「24 シーズンⅤ 第1話午前7時 第2話午前8時」 悪い奴らは皆殺し

テレビドラマ「24 シーズンⅤ 第1話午前7時 第2話午前8時」24 TWENTY FOUR 2006年 アメリカ 製作総指揮:ジョエル・サーナウ 監督:ジョン・カサー 脚本:ハワード・ゴードン 出演:キーファー・サザーランド デニス・ヘイスバート メアリー=リン・ライスカブ グレゴリー・イッツェン 吹き替え:小山力也 林真里花 坂東尚樹
2011年4月13日(水)21時~22時48分放送・鑑賞 テレビ東京系

「24」は、シーズン4まではDVD・BOXを買って観ていたのだが、それ以後のシーズンは未見であった。この度、テレビ東京がシーズン5(V)の放送を始めたので実に久々に「24」を観てみる気になった。

いやー、やっぱり「24」は面白いや。まだ最初の2話が放送されただけだが、出だしからどんどん飛ばして圧倒的に面白い。

実は、シーズン4を観た時、正直言ってガッカリした。テロ攻撃のバーゲンセールみたいでやたらに派手ではあるが、重厚さに欠けるし、肝心のテロの具体的描写の欠如が多く興が削がれた。エアフォースワン撃墜や原発のメルトダウンという見せ場はきちんと見せるべきだろう。予算が足りないのだろうが、映像作品は見せなきゃ意味がない。
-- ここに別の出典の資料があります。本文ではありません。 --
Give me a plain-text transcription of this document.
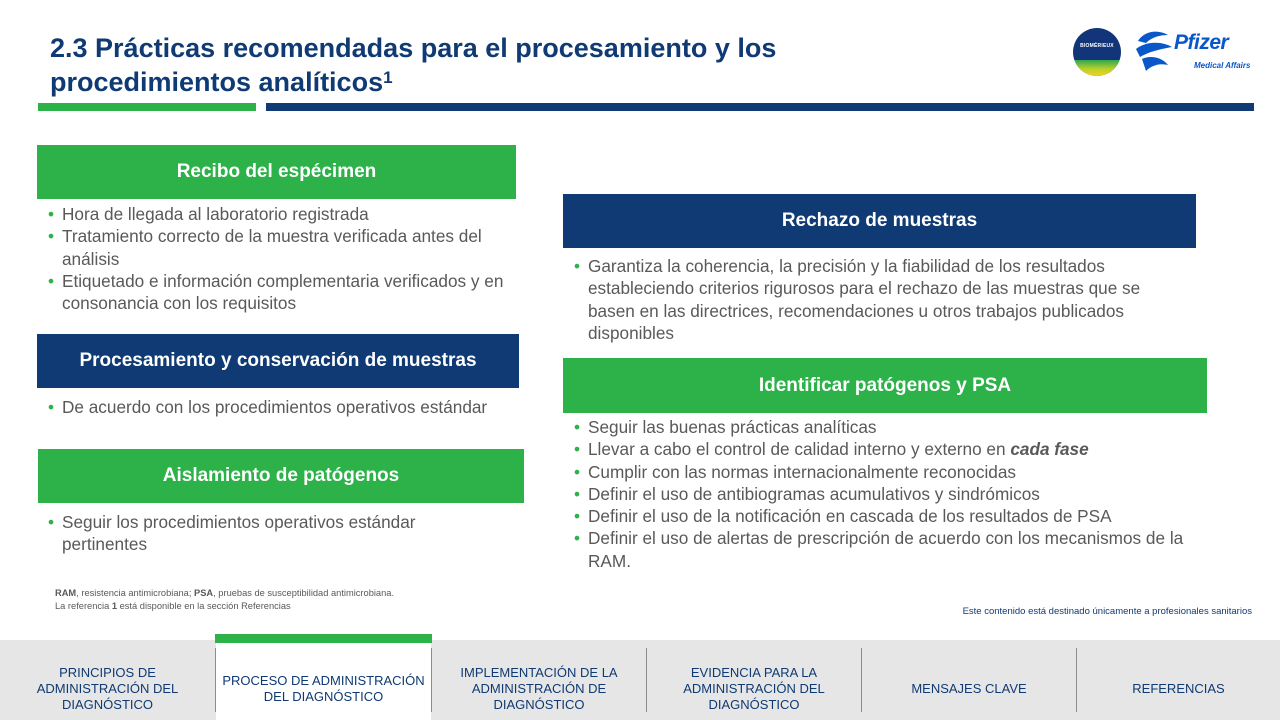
2.3 Prácticas recomendadas para el procesamiento y los
procedimientos analíticos$^1$
BIOMÉRIEUX	Pfizer
Medical Affairs
Recibo del espécimen
• Hora de llegada al laboratorio registrada
• Tratamiento correcto de la muestra verificada antes del análisis
• Etiquetado e información complementaria verificados y en consonancia con los requisitos
Procesamiento y conservación de muestras
• De acuerdo con los procedimientos operativos estándar
Aislamiento de patógenos
• Seguir los procedimientos operativos estándar pertinentes
Rechazo de muestras
• Garantiza la coherencia, la precisión y la fiabilidad de los resultados estableciendo criterios rigurosos para el rechazo de las muestras que se basen en las directrices, recomendaciones u otros trabajos publicados disponibles
Identificar patógenos y PSA
• Seguir las buenas prácticas analíticas
• Llevar a cabo el control de calidad interno y externo en cada fase
• Cumplir con las normas internacionalmente reconocidas
• Definir el uso de antibiogramas acumulativos y sindrómicos
• Definir el uso de la notificación en cascada de los resultados de PSA
• Definir el uso de alertas de prescripción de acuerdo con los mecanismos de la RAM.
RAM, resistencia antimicrobiana; PSA, pruebas de susceptibilidad antimicrobiana.
La referencia 1 está disponible en la sección Referencias	Este contenido está destinado únicamente a profesionales sanitarios
PRINCIPIOS DE ADMINISTRACIÓN DEL DIAGNÓSTICO
PROCESO DE ADMINISTRACIÓN DEL DIAGNÓSTICO
IMPLEMENTACIÓN DE LA ADMINISTRACIÓN DE DIAGNÓSTICO
EVIDENCIA PARA LA ADMINISTRACIÓN DEL DIAGNÓSTICO
MENSAJES CLAVE	REFERENCIAS
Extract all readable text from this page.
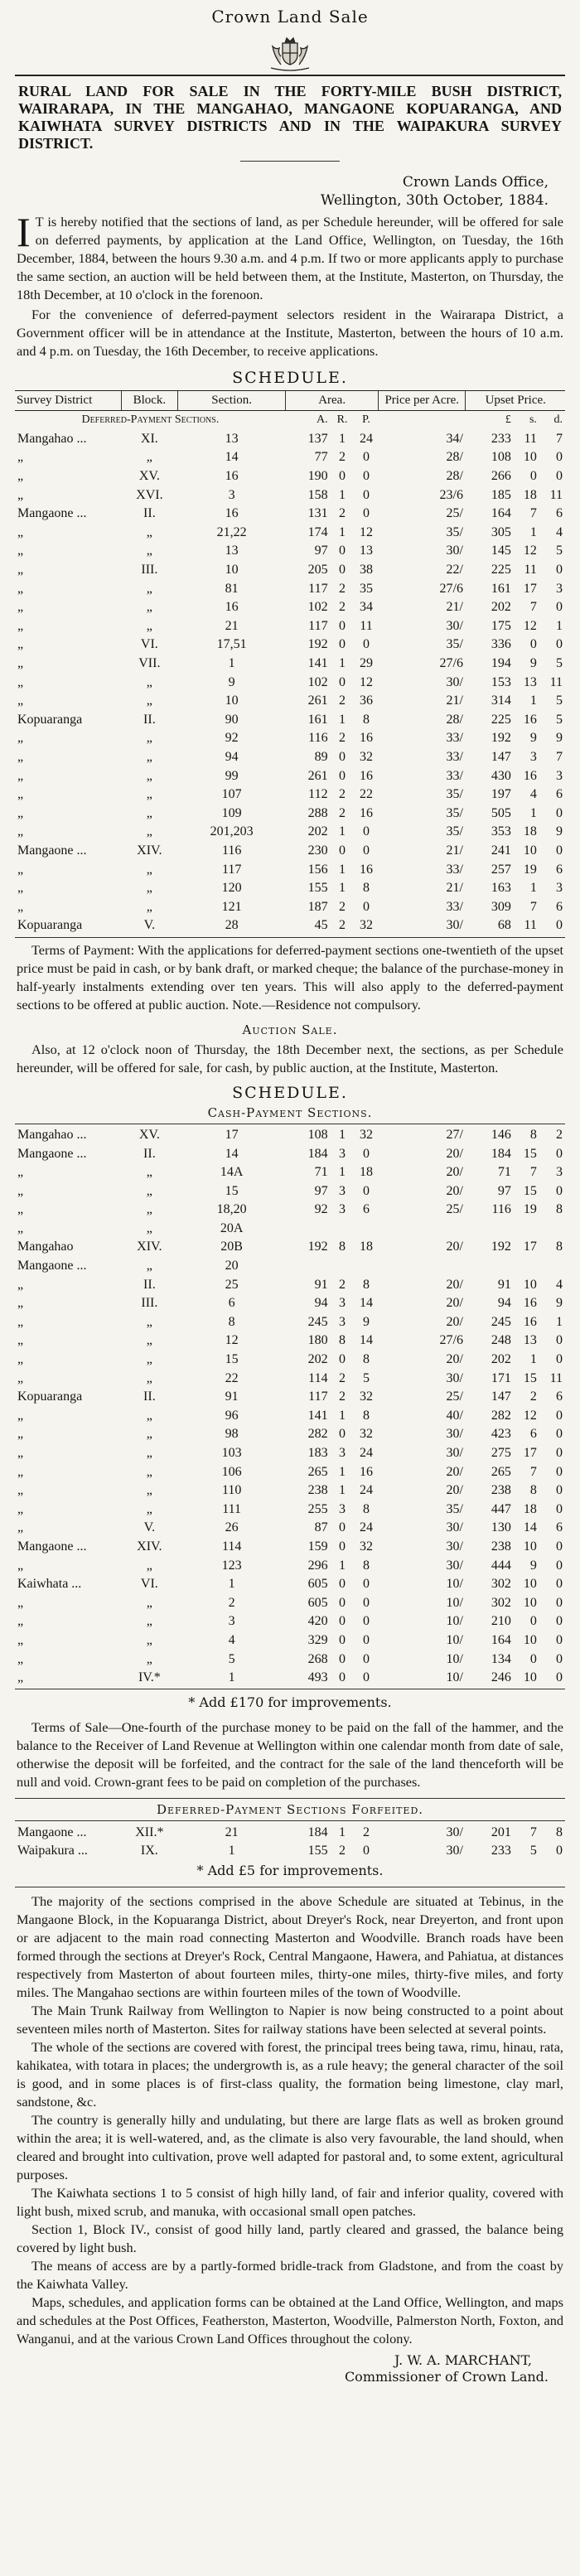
Crown Land Sale
RURAL LAND FOR SALE IN THE FORTY-MILE BUSH DISTRICT, WAIRARAPA, IN THE MANGAHAO, MANGAONE KOPUARANGA, AND KAIWHATA SURVEY DISTRICTS AND IN THE WAIPAKURA SURVEY DISTRICT.
Crown Lands Office,
Wellington, 30th October, 1884.
I T is hereby notified that the sections of land, as per Schedule hereunder, will be offered for sale on deferred payments, by application at the Land Office, Wellington, on Tuesday, the 16th December, 1884, between the hours 9.30 a.m. and 4 p.m. If two or more applicants apply to purchase the same section, an auction will be held between them, at the Institute, Masterton, on Thursday, the 18th December, at 10 o'clock in the forenoon.
For the convenience of deferred-payment selectors resident in the Wairarapa District, a Government officer will be in attendance at the Institute, Masterton, between the hours of 10 a.m. and 4 p.m. on Tuesday, the 16th December, to receive applications.
SCHEDULE.
Survey District	Block.	Section.	Area.			Price per Acre.	Upset Price.		
Deferred-Payment Sections.			A.	R.	P.		£	s.	d.
Mangahao ...	XI.	13	137	1	24	34/	233	11	7
„	„	14	77	2	0	28/	108	10	0
„	XV.	16	190	0	0	28/	266	0	0
„	XVI.	3	158	1	0	23/6	185	18	11
Mangaone ...	II.	16	131	2	0	25/	164	7	6
„	„	21,22	174	1	12	35/	305	1	4
„	„	13	97	0	13	30/	145	12	5
„	III.	10	205	0	38	22/	225	11	0
„	„	81	117	2	35	27/6	161	17	3
„	„	16	102	2	34	21/	202	7	0
„	„	21	117	0	11	30/	175	12	1
„	VI.	17,51	192	0	0	35/	336	0	0
„	VII.	1	141	1	29	27/6	194	9	5
„	„	9	102	0	12	30/	153	13	11
„	„	10	261	2	36	21/	314	1	5
Kopuaranga	II.	90	161	1	8	28/	225	16	5
„	„	92	116	2	16	33/	192	9	9
„	„	94	89	0	32	33/	147	3	7
„	„	99	261	0	16	33/	430	16	3
„	„	107	112	2	22	35/	197	4	6
„	„	109	288	2	16	35/	505	1	0
„	„	201,203	202	1	0	35/	353	18	9
Mangaone ...	XIV.	116	230	0	0	21/	241	10	0
„	„	117	156	1	16	33/	257	19	6
„	„	120	155	1	8	21/	163	1	3
„	„	121	187	2	0	33/	309	7	6
Kopuaranga	V.	28	45	2	32	30/	68	11	0
Terms of Payment: With the applications for deferred-payment sections one-twentieth of the upset price must be paid in cash, or by bank draft, or marked cheque; the balance of the purchase-money in half-yearly instalments extending over ten years. This will also apply to the deferred-payment sections to be offered at public auction. Note.—Residence not compulsory.
Auction Sale.
Also, at 12 o'clock noon of Thursday, the 18th December next, the sections, as per Schedule hereunder, will be offered for sale, for cash, by public auction, at the Institute, Masterton.
SCHEDULE.
Cash-Payment Sections.
Mangahao ...	XV.	17	108	1	32	27/	146	8	2
Mangaone ...	II.	14	184	3	0	20/	184	15	0
„	„	14A	71	1	18	20/	71	7	3
„	„	15	97	3	0	20/	97	15	0
„	„	18,20	92	3	6	25/	116	19	8
„	„	20A							
Mangahao	XIV.	20B	192	8	18	20/	192	17	8
Mangaone ...	„	20							
„	II.	25	91	2	8	20/	91	10	4
„	III.	6	94	3	14	20/	94	16	9
„	„	8	245	3	9	20/	245	16	1
„	„	12	180	8	14	27/6	248	13	0
„	„	15	202	0	8	20/	202	1	0
„	„	22	114	2	5	30/	171	15	11
Kopuaranga	II.	91	117	2	32	25/	147	2	6
„	„	96	141	1	8	40/	282	12	0
„	„	98	282	0	32	30/	423	6	0
„	„	103	183	3	24	30/	275	17	0
„	„	106	265	1	16	20/	265	7	0
„	„	110	238	1	24	20/	238	8	0
„	„	111	255	3	8	35/	447	18	0
„	V.	26	87	0	24	30/	130	14	6
Mangaone ...	XIV.	114	159	0	32	30/	238	10	0
„	„	123	296	1	8	30/	444	9	0
Kaiwhata ...	VI.	1	605	0	0	10/	302	10	0
„	„	2	605	0	0	10/	302	10	0
„	„	3	420	0	0	10/	210	0	0
„	„	4	329	0	0	10/	164	10	0
„	„	5	268	0	0	10/	134	0	0
„	IV.*	1	493	0	0	10/	246	10	0
* Add £170 for improvements.
Terms of Sale—One-fourth of the purchase money to be paid on the fall of the hammer, and the balance to the Receiver of Land Revenue at Wellington within one calendar month from date of sale, otherwise the deposit will be forfeited, and the contract for the sale of the land thenceforth will be null and void. Crown-grant fees to be paid on completion of the purchases.
Deferred-Payment Sections Forfeited.
Mangaone ...	XII.*	21	184	1	2	30/	201	7	8
Waipakura ...	IX.	1	155	2	0	30/	233	5	0
* Add £5 for improvements.
The majority of the sections comprised in the above Schedule are situated at Tebinus, in the Mangaone Block, in the Kopuaranga District, about Dreyer's Rock, near Dreyerton, and front upon or are adjacent to the main road connecting Masterton and Woodville. Branch roads have been formed through the sections at Dreyer's Rock, Central Mangaone, Hawera, and Pahiatua, at distances respectively from Masterton of about fourteen miles, thirty-one miles, thirty-five miles, and forty miles. The Mangahao sections are within fourteen miles of the town of Woodville.
The Main Trunk Railway from Wellington to Napier is now being constructed to a point about seventeen miles north of Masterton. Sites for railway stations have been selected at several points.
The whole of the sections are covered with forest, the principal trees being tawa, rimu, hinau, rata, kahikatea, with totara in places; the undergrowth is, as a rule heavy; the general character of the soil is good, and in some places is of first-class quality, the formation being limestone, clay marl, sandstone, &c.
The country is generally hilly and undulating, but there are large flats as well as broken ground within the area; it is well-watered, and, as the climate is also very favourable, the land should, when cleared and brought into cultivation, prove well adapted for pastoral and, to some extent, agricultural purposes.
The Kaiwhata sections 1 to 5 consist of high hilly land, of fair and inferior quality, covered with light bush, mixed scrub, and manuka, with occasional small open patches.
Section 1, Block IV., consist of good hilly land, partly cleared and grassed, the balance being covered by light bush.
The means of access are by a partly-formed bridle-track from Gladstone, and from the coast by the Kaiwhata Valley.
Maps, schedules, and application forms can be obtained at the Land Office, Wellington, and maps and schedules at the Post Offices, Featherston, Masterton, Woodville, Palmerston North, Foxton, and Wanganui, and at the various Crown Land Offices throughout the colony.
J. W. A. MARCHANT,
Commissioner of Crown Land.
ストーリー的にも同じことの繰り返しと言う気がするし、登場するテロリストたちも所謂「強い奴のインフレ状態」に陥っていて、どうにも困ってしまった。

で、このシーズン5なのであるが、スタッフはかなり思い切った手に出た。シーズン1からお馴染みのキャラをふたりも第1話の開始早々に殺すというやり方だ。ここまでやるとはアッパレである。
殺されたのは、元大統領のデビッド・パーマーと元CTUのミシェル・デスラー。いずれも、主人公ジャック・バウアーにとってはかけがえのない友であり仲間だ。この殺人が、ジャック・バウアーの心に火をつけることになる。
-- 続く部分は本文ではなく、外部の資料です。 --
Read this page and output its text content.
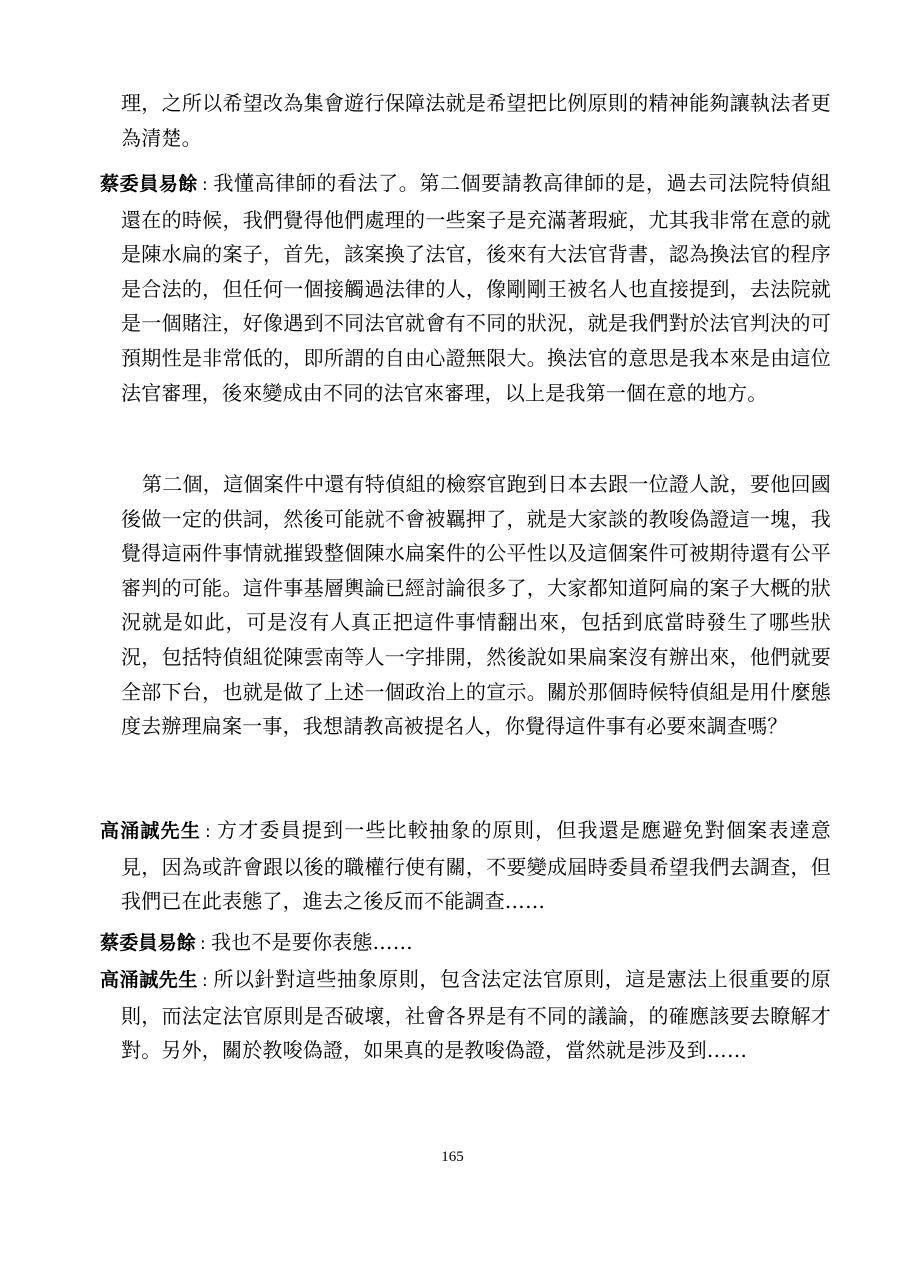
理，之所以希望改為集會遊行保障法就是希望把比例原則的精神能夠讓執法者更為清楚。
蔡委員易餘 : 我懂高律師的看法了。第二個要請教高律師的是，過去司法院特偵組還在的時候，我們覺得他們處理的一些案子是充滿著瑕疵，尤其我非常在意的就是陳水扁的案子，首先，該案換了法官，後來有大法官背書，認為換法官的程序是合法的，但任何一個接觸過法律的人，像剛剛王被名人也直接提到，去法院就是一個賭注，好像遇到不同法官就會有不同的狀況，就是我們對於法官判決的可預期性是非常低的，即所謂的自由心證無限大。換法官的意思是我本來是由這位法官審理，後來變成由不同的法官來審理，以上是我第一個在意的地方。
第二個，這個案件中還有特偵組的檢察官跑到日本去跟一位證人說，要他回國後做一定的供詞，然後可能就不會被羈押了，就是大家談的教唆偽證這一塊，我覺得這兩件事情就摧毀整個陳水扁案件的公平性以及這個案件可被期待還有公平審判的可能。這件事基層輿論已經討論很多了，大家都知道阿扁的案子大概的狀況就是如此，可是沒有人真正把這件事情翻出來，包括到底當時發生了哪些狀況，包括特偵組從陳雲南等人一字排開，然後說如果扁案沒有辦出來，他們就要全部下台，也就是做了上述一個政治上的宣示。關於那個時候特偵組是用什麼態度去辦理扁案一事，我想請教高被提名人，你覺得這件事有必要來調查嗎？
高涌誠先生 : 方才委員提到一些比較抽象的原則，但我還是應避免對個案表達意見，因為或許會跟以後的職權行使有關，不要變成屆時委員希望我們去調查，但我們已在此表態了，進去之後反而不能調查……
蔡委員易餘 : 我也不是要你表態……
高涌誠先生 : 所以針對這些抽象原則，包含法定法官原則，這是憲法上很重要的原則，而法定法官原則是否破壞，社會各界是有不同的議論，的確應該要去瞭解才對。另外，關於教唆偽證，如果真的是教唆偽證，當然就是涉及到……
165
つまり、単にレギュラーキャラを殺すショッキングさを狙っただけではなく、ジャック・バウアーの行動の動機付けのための荒業なのである。今回、ジャック・バウアーには、「正義のため」とか「職務のため」といった大義名分はない。あくまで「私怨」が彼を突き動かす。彼が暴走するのは毎度のことだが、今回は少し意味合いが違う。
彼自身が追われる身になり、CTUやFBIを出し抜いて翻弄しつつ、敵に対峙しなければならない。このシチュエーションを考えただけでもとりあえずここまでは大成功である。まだ先は長いのでどう展開するかは観てのお楽しみ。

それにしても、銃撃で負傷した敵側の男に「病院に連れて行ってやる」と言って、情報を聞き出したらあっさり射殺してしまうジャック・バウアーの極悪非道ぶりはほれぼれする。このドラマに出て来るどんなテロリストよりも強くて悪いのはジャック・バウアーである。